A produção não apenas produz o homem como uma utilidade, a utilidade humana, o homem sob a forma de mercadoria; de acordo com essa situação, produz o homem como um ser mental e fisicamente desumanizado. — Imoralidade, aborto, escravidão de trabalhadores e capitalistas. — Seu produto é a mercadoria com consciência própria e capacidade grande passo dado à frente por Ricardo, Mill, etc., em contraposição a Smith e Say, declarar a existência de seres humanos — a maior ou menor produtividade humana da mercadoria —como indiferente, ou deveras nociva. O verdadeiro objetivo da produção não é o número de trabalhadores sustentados por determinado capital, porém o volume de juros que ele adquire, a poupança total anual. Foi, analogamente, um grande avanço lógico da recente economia política inglesa (XLI) que, embora estabelecendo o trabalho como seu princípio exclusivo, distinguisse claramente a relação inversa entre salários e juros do capital e observasse que, via de regra, o capitalista poderia aumentar os ganhos pelo rebaixamento dos salários e vice-versa. A relação normal é considerada como sendo não a burla do consumidor, mas a trapaça mútua de capitalista e trabalhador. A relação da propriedade privada inclui em seu íntimo, em estado latente, a relação da propriedade privada como trabalho, a relação da propriedade privada como capital, e a influência recíproca de ambos. Por um lado, é a produção da atividade humana como trabalho, isto é, uma atividade alheia a si mesma, ao homem e à natureza, e portanto alheia à consciência e à realização da vida humana; a existência abstrata do homem como um mero trabalhador que, por conseguinte, diariamente salta de sua nulidade realizada para a nulidade absoluta, para a não-existência social, e por isso real. Por outro lado, há a produção de objetos do trabalho humano sob a forma de capital, onde toda característica natural e social do objeto é dissolvida, onde a propriedade privada perdeu sua qualidade natural e social (e, portanto, perdeu totalmente seu disfarce político e social e não mais se afigura vinculada às relações humanas), e onde o mesmo capital permanece o mesmo nas mais diversas circunstâncias naturais e sociais, sem relevância para o conteúdo real dele. Esta contradição, em seu auge, é forçosamente o apogeu e o declínio da relação inteira.

É, por conseguinte, outra grande conquista da recente Economia Política inglesa ter definido o arrendamento da terra como a diferença entre os rendimentos da terra pior cultivada e da melhor, ter posto abaixo as ilusões românticas do proprietário de terras — sua suposta importância social e a identidade de seus interesses com os do conjunto da sociedade (uma opinião sustentada por Adam Smith ainda após os Fisiocratas) — e ter antecipado e preparado a evolução da realidade que transformará o proprietário de terras em um capitalista comum e prosaico e, portanto, simplificará a contradição, superando-a e preparando sua solução. A terra como terra, o arrendamento de terra como arrendamento de terra, perderam sua diferenciação de status, convertendo-se em meros capital e juros, ou, melhor, capital e juros que só entendem a linguagem do dinheiro.
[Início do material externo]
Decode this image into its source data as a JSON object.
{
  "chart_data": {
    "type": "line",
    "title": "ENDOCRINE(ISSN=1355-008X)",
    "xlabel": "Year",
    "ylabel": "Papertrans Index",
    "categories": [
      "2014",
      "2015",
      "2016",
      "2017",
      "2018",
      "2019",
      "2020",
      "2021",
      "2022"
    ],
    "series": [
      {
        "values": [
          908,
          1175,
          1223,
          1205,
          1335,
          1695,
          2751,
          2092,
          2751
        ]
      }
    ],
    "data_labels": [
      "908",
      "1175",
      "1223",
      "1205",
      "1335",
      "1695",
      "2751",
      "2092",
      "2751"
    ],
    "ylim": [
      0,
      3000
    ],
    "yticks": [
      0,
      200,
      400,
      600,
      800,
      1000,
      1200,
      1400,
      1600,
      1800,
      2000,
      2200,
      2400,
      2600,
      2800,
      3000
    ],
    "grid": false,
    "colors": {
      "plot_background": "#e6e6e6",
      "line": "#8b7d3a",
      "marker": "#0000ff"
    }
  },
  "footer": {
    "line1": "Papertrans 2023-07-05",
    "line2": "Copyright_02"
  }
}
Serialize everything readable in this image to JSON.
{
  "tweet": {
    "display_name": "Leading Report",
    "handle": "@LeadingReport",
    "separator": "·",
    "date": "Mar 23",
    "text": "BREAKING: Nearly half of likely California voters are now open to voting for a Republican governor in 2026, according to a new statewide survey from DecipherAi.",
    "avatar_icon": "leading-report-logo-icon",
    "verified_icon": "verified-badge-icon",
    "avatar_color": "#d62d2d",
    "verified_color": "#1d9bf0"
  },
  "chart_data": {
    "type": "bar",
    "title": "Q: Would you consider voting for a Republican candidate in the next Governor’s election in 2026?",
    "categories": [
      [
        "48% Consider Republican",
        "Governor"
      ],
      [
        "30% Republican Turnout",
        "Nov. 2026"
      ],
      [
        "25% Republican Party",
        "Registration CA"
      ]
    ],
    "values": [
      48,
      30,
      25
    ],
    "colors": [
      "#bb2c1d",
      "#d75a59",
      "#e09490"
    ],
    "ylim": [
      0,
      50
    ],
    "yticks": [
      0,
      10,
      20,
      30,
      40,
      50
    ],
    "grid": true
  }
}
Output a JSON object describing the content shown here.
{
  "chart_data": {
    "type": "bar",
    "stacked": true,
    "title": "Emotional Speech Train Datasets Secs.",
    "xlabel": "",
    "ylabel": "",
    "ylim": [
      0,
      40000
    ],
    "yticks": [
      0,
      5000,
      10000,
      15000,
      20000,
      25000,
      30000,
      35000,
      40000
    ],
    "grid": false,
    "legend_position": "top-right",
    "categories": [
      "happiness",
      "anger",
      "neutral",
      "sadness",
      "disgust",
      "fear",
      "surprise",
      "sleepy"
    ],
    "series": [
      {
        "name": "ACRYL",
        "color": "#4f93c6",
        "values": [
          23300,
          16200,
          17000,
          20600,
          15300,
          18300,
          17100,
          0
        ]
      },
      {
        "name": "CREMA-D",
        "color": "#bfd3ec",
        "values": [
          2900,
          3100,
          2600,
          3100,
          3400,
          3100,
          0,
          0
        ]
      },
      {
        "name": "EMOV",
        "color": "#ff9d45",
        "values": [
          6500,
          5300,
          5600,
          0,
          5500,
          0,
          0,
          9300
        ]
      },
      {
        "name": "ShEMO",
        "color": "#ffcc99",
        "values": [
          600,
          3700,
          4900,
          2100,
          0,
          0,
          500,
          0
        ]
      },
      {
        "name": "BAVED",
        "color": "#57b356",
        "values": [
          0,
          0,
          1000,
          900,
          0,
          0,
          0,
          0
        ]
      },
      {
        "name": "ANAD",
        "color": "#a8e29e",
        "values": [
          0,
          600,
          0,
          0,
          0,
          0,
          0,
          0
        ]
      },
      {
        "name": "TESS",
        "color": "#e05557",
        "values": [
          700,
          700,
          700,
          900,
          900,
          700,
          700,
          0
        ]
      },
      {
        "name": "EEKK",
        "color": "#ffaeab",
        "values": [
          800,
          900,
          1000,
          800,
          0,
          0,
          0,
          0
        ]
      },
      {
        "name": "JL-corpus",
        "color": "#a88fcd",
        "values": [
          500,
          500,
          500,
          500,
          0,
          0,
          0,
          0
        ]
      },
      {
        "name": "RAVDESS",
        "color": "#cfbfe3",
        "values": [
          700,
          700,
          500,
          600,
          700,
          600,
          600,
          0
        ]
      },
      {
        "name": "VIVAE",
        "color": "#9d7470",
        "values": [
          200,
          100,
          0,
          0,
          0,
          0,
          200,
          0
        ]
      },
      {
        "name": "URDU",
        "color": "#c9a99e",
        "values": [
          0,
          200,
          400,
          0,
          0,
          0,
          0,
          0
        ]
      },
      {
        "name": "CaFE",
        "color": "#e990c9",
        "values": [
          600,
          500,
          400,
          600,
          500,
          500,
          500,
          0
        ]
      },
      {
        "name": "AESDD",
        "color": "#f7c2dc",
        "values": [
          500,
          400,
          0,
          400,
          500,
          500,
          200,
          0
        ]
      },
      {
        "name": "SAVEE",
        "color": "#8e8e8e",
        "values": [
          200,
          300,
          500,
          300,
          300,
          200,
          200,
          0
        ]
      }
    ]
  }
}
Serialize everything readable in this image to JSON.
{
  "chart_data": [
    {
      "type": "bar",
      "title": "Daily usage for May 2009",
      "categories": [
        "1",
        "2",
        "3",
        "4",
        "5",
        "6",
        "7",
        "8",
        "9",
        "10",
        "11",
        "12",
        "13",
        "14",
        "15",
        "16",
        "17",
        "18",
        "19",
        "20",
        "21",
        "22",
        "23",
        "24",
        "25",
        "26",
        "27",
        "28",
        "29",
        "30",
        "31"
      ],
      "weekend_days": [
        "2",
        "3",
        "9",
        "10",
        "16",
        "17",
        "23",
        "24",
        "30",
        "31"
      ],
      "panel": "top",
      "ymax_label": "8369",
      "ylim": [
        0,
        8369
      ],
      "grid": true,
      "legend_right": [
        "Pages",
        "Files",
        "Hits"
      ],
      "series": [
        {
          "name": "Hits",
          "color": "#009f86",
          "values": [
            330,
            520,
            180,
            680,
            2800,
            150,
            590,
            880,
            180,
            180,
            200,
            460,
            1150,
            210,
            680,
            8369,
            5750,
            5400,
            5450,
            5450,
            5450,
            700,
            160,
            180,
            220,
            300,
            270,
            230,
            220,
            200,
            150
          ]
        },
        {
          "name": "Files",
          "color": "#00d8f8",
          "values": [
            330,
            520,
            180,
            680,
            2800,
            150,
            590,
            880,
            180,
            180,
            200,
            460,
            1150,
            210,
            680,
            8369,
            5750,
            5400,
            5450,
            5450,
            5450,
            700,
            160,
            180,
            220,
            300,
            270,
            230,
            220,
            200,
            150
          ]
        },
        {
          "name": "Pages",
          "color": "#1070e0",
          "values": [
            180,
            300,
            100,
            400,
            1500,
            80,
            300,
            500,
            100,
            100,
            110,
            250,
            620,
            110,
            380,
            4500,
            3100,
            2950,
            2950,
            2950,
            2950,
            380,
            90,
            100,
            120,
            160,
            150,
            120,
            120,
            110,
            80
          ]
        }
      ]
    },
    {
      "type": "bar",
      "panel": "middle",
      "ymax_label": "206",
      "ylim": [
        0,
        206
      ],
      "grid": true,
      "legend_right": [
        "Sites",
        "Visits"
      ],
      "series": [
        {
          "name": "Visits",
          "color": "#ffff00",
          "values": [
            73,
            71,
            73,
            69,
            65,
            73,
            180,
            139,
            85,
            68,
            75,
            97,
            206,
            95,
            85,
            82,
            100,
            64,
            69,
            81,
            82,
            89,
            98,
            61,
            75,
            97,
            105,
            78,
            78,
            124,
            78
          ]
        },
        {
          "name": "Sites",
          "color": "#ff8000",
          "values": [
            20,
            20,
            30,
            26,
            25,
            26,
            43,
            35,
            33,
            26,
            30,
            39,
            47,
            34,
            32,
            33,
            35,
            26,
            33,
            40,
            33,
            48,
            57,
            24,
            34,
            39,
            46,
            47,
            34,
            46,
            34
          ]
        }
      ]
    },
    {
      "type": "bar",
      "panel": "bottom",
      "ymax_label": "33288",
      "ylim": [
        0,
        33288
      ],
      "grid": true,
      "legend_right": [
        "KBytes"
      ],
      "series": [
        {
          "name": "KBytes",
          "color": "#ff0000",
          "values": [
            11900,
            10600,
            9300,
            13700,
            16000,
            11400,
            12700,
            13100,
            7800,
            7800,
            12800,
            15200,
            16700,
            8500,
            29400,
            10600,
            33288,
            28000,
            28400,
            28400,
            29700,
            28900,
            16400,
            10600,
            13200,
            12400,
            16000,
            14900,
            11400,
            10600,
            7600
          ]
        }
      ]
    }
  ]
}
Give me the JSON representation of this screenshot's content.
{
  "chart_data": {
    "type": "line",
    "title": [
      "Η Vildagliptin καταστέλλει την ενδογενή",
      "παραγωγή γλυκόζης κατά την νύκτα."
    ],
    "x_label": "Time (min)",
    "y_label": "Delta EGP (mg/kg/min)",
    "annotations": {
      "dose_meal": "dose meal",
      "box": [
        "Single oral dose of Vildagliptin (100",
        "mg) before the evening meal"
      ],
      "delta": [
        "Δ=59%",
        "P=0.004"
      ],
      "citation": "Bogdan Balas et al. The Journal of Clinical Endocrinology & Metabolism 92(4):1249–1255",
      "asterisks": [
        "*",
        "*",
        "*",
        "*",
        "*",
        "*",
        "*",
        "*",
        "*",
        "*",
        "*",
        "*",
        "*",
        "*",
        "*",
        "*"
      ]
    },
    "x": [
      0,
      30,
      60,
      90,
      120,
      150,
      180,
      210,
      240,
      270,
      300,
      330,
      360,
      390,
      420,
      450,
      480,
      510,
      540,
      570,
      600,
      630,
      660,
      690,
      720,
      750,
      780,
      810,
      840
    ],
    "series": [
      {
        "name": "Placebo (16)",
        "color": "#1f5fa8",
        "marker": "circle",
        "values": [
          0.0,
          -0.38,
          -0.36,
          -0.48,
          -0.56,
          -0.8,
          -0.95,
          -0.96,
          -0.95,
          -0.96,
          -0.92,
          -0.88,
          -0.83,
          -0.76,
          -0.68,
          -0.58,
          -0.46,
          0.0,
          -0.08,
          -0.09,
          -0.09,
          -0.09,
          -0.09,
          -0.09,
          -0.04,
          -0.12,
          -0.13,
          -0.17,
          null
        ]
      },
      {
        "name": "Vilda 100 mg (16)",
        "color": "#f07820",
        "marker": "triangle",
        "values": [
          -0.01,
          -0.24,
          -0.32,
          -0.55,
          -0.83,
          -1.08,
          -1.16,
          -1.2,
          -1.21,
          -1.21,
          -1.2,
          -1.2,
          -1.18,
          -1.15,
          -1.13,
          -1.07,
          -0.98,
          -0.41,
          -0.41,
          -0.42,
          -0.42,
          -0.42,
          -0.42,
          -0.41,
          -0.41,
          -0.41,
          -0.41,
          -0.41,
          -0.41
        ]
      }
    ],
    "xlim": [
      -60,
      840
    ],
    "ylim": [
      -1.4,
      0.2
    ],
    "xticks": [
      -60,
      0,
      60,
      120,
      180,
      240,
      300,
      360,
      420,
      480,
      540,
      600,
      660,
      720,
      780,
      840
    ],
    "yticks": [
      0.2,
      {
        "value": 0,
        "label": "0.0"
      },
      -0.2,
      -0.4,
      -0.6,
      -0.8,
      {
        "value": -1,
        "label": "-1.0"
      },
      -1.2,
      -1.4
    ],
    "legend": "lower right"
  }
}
A distinção entre capital e terra, lucro e arrendamento de terra, e a distinção entre salários, indústria, agricultura, propriedade privada imóvel e móvel, é uma distinção histórica, nunca uma distinção inscrita na natureza das coisas. Ë uma etapa fixa na formação e desenvolvimento da antítese entre capital e trabalho. Na indústria, etc., ao contrário da propriedade agrária imóvel, só o modo de origem e a antítese face à agricultura graças à qual a indústria se desenvolveu, é manifestada. Como um género particular de trabalho, como uma distinção mais significativa, importante e global, ela existe apenas na medida em que a indústria (vida urbana) se estabelece em oposição à propriedade agrária (vida feudal aristocrática). Em uma situação assim, o trabalho ainda parece ter um significado social, ainda tem o significado de genuína vida comunal, e ainda não progrediu para a neutralidade face a seu conteúdo, para uma auto-suficiência completa, isto é, para um estado de abstração de todas as outras existências e, pois, para o capital liberado.

(XLII) Mas, o desenvolvimento forçoso do trabalho é a indústria liberta, constituída somente para si mesma, e o capital liberado. O poder da indústria sobre seu opositor é atestado pelo surto da agricultora como uma indústria verdadeira, enquanto outrora a maior parte do trabalho era deixada ao próprio solo e ao escravo do solo, graças ao qual a terra se cultivava a si mesma. Com a transformação do escravo em trabalhador livre, isto é, em assalariado, o próprio dono da terra é transformado em um senhor da indústria, em um capitalista.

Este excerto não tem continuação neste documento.